Elle ne manque pas de mettre sur le tapis la démolition de la maison Lévesque, au centre-ville de Chicoutimi, pour paver la voie à une résidence pour retraités.

En ligne

La pétition de Sylvie Dussault vient d’être mise en ligne sur le site Pétitions24.net. Elle espère recueillir suffisamment de signatures pour la déposer au conseil de ville. Déjà, la citoyenne a sensibilisé le cabinet de Josée Néron à l’importance de préserver cet édifice. Plusieurs familles de Chicoutimi ont habité l’immeuble, comme en font foi les actes notariés relevés par Sylvie Dussault sur le site internet du Registre foncier du Québec.

«C’est vrai que le 14-18 Racine a été modifié de façon considérable dans les années 70 et ce n’est peut-être pas si beau que ça en ce moment, mais il est temps que l’on voie les choses autrement en matière de patrimoine bâti. Ça prend une réflexion et ça presse. À un moment donné, il va être trop tard», fait-elle valoir. Sylvie Dussault a sensibilisé la Société historique dans ce dossier

Peine perdue

Russel-Aurore Bouchard, qui a milité pendant de nombreuses années pour la préservation du patrimoine bâti, considère l’initiative de Sylvie Dussault admirable. L’historienne croit cependant qu’il s’agit d’un combat perdu d’avance.

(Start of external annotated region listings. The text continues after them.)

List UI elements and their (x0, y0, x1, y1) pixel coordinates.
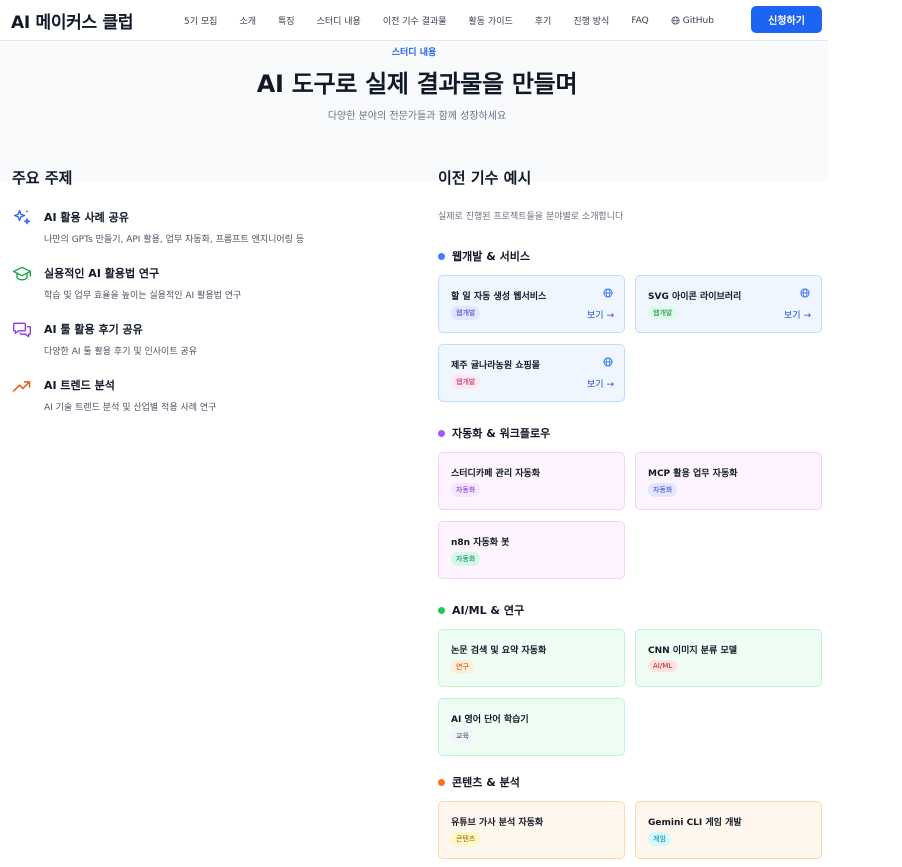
card-title: n8n 자동화 봇 (451, 538, 510, 548)
category-ai-ml: AI/ML & 연구 (438, 602, 524, 618)
top-navbar: AI 메이커스 클럽 5기 모집 소개 특징 스터디 내용 이전 기수 결과물 … (0, 0, 828, 41)
project-card[interactable]: AI 영어 단어 학습기 교육 (438, 698, 625, 756)
category-label: AI/ML & 연구 (452, 604, 525, 617)
examples-heading: 이전 기수 예시 (438, 169, 532, 187)
card-title: 논문 검색 및 요약 자동화 (451, 646, 547, 656)
project-card[interactable]: 제주 귤나라농원 쇼핑몰 웹개발 보기 → (438, 344, 625, 402)
nav-item-process[interactable]: 진행 방식 (573, 14, 609, 27)
site-logo[interactable]: AI 메이커스 클럽 (11, 8, 133, 33)
project-card[interactable]: SVG 아이콘 라이브러리 웹개발 보기 → (635, 275, 822, 333)
section-subtitle: 다양한 분야의 전문가들과 함께 성장하세요 (327, 111, 507, 122)
topics-heading: 주요 주제 (12, 169, 73, 187)
topic-description: AI 기술 트렌드 분석 및 산업별 적용 사례 연구 (44, 403, 217, 413)
topic-description: 다양한 AI 툴 활용 후기 및 인사이트 공유 (44, 347, 198, 357)
topic-description: 나만의 GPTs 만들기, API 활용, 업무 자동화, 프롬프트 엔지니어링… (44, 235, 305, 245)
nav-item-features[interactable]: 특징 (278, 14, 295, 27)
project-card[interactable]: 논문 검색 및 요약 자동화 연구 (438, 629, 625, 687)
card-badge: 게임 (648, 832, 671, 846)
card-badge: 웹개발 (451, 375, 481, 389)
card-badge: 웹개발 (451, 306, 481, 320)
category-label: 웹개발 & 서비스 (452, 250, 530, 263)
category-web: 웹개발 & 서비스 (438, 248, 530, 264)
project-card[interactable]: MCP 활용 업무 자동화 자동화 (635, 452, 822, 510)
card-badge: 콘텐츠 (451, 832, 481, 846)
category-dot (438, 778, 445, 786)
card-badge: 자동화 (451, 483, 481, 497)
card-badge: 연구 (451, 660, 474, 674)
section-title: AI 도구로 실제 결과물을 만들며 (256, 70, 578, 98)
globe-icon[interactable] (603, 357, 613, 367)
card-badge: 자동화 (451, 552, 481, 566)
nav-item-intro[interactable]: 소개 (239, 14, 256, 27)
category-content: 콘텐츠 & 분석 (438, 774, 520, 790)
project-card[interactable]: Gemini CLI 게임 개발 게임 (635, 801, 822, 859)
card-badge: 웹개발 (648, 306, 678, 320)
card-title: 스터디카페 관리 자동화 (451, 469, 541, 479)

«Après avoir mené des luttes pendant 40 ans, j’ai compris qu’on ne pouvait gagner aucun de ces combats. Étant donné que l’histoire n’intéresse plus les gens, que la volonté politique n’y est pas et que tout est motivé par le désir de faire de l’argent, c’est une cause perdue», a martelé Russel-Aurore Bouchard, qui se désole d’assister à la «régression intellectuelle et des connaissances historiques» des régionaux.

Dans son Guide d’excursion et d’interprétation du patrimoine de Chicoutimi, publié en 1992, Russel-Aurore Bouchard consacre un chapitre à la maison J.-A. Truchon, construite au 192 Racine Ouest en 1906. L’immeuble a été démoli en 1989, en pleine nuit. En cours d’entrevue, Sylvie Dussault a fait référence à l’événement, qui a provoqué une véritable levée de boucliers à l’époque. 

Évaluation

Au cabinet de la mairesse Josée Néron, l’attachée politique Cindy Girard a expliqué que des vérifications sont en cours auprès de la Société historique et du ministère de la Culture et des Communications du Québec afin de voir si un aspect patrimonial en lien avec l’immeuble de La Maestria n’a pas échappé aux services municipaux.

«Mme Dussault a pris contact avec notre cabinet pour partager ses préoccupations. Nous avons pris le temps de l’écouter. Depuis, nous avons pris contact avec la Société historique pour déterminer, par exemple, si des événements marquants ont eu lieu dans cet immeuble, comme la naissance d’une personnalité qui a marqué l’histoire de la région», a résumé Cindy Girard. L’attachée de presse précise que la démolition n’est pas prévue à très court terme et que la Ville prendra le temps qu’il faut pour analyser le dossier.